Man, they suck at ignoring things…
https://www.youtube.com/watch?v=J9Nk7RcZh7k
I’ve never tried to ignore something so hard that I travelled back in time two weeks ago to retroactively support it.
Maybe the DNC really is all powerful, I mean, they got a time machine
You serious? Nothing in that source contradicts anything I said. They don’t discuss the progressive policies of the candidate at all, Ken Martin just plugs his strategy of focusing on smaller races. The fact they don’t bring up his policies, just like how they always try to make Mamdani’s popularity about his personal charisma instead of his policies, reinforces that they’re trying to ignore progressivism’s popularity.
They don’t discuss the progressive policies of the candidate at all, Ken Martin just plugs his strategy of focusing on smaller races.
Because this is a “smaller race”…
just like how they always try to make Mamdani’s popularity about his personal charisma instead of his policies, reinforces that they’re trying to ignore progressivism’s popularity.
That’s not true either, and luckily I have a print quote for that one so we don’t have to argue over timestamps:
One is, he campaigned for something. And this is a critical piece. We can’t just be in a perpetual state of resisting Donald Trump. Of course, we have to resist Donald Trump. There’s no doubt about it for all the reasons we just talked about. But we also have to give people a sense of what we’re for, what the Democratic Party is fighting for, and what we would do if they put us back in power.
And that’s really critical.
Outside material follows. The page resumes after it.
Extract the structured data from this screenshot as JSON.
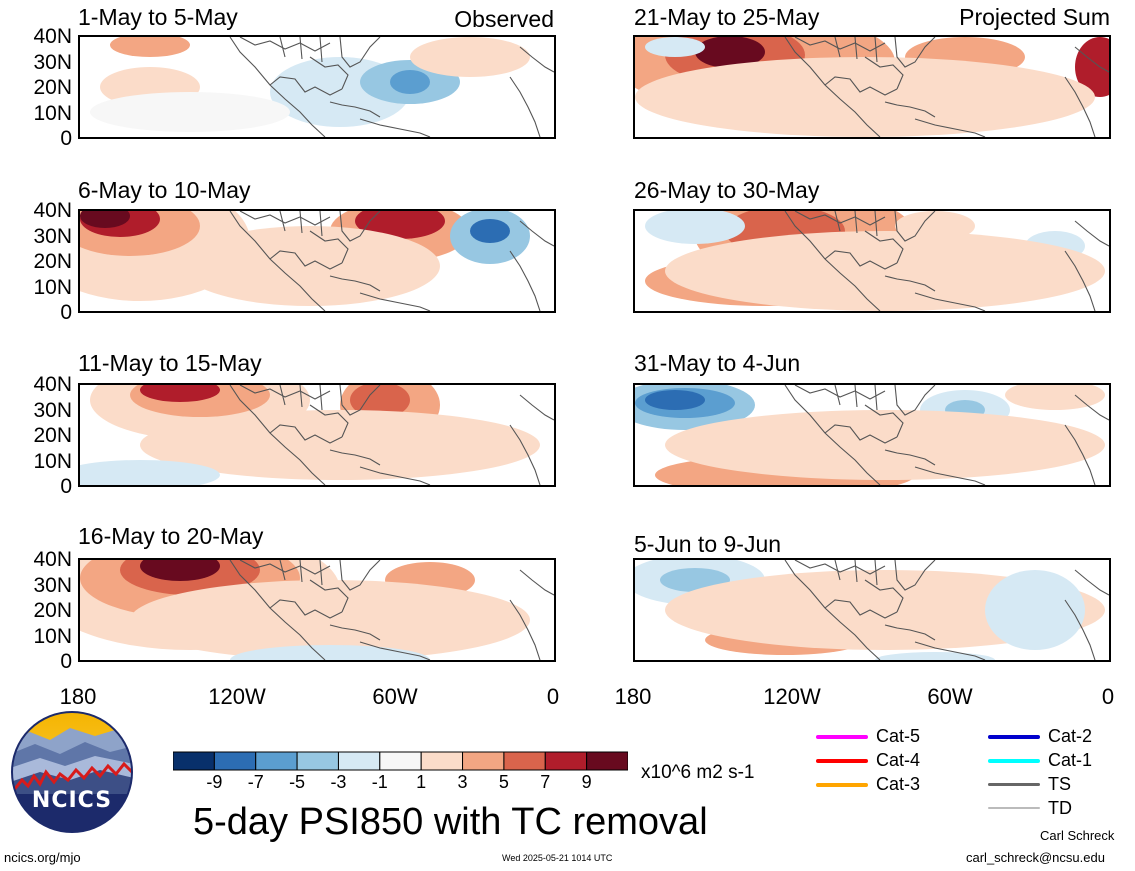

And I think that’s one of the lessons from Mamdani’s campaign, is that he focused on affordability. He focused on a message that was resonant with voters, and he campaigned for something, not against other people or against other things. He campaigned on a vision of how he was going to make New York City a better place to live.
But, if you think his opinions on policy matter, then you don’t understand how he’s running the DNC, even tho he’s very open about it.
If these candidates were piece of shit neoliberals, they’d get all the same support from the party, minus a few nice soundbites in interviews
That’s the strength of Martin, that he’s legitimately non-biased. All progressives need is a fair primary, and that’s what Martin gave Minnesota for a decade.
If you’re focusing on what he says on policy, you’re just not looking at the right thing.
Hopefully the DNC doesn’t plug it’s ears and ignore the obvious.
As soon as Mamdani won his primary, the DNC chair said we need a candidate that not only emulated his charisma, but also the popular policy position Dem voters want…
That was months ago.
It’s been a year since that chair was seated.
I think the problem isn’t that anyone is plugging their ears, just that the billionaire owned media doesn’t want people to be engaged with the DNC now that they no longer control it.
I mean, here’s the DNC chair talking about this race two weeks ago…
https://www.youtube.com/watch?v=J9Nk7RcZh7k
But you didn’t hear about it.
The DNC rallied hard against Bernie. They’re really quite insidious.
Go TX!
Just waiting for them to come up with a version of this bill that keeps all these same restrictions but which adds an alternative of using digital identity verification processes administered by third parties. Then they can just approve Xitter and the like as verification partners, making the easy route available through platforms their side controls, all with no transparency or accountability.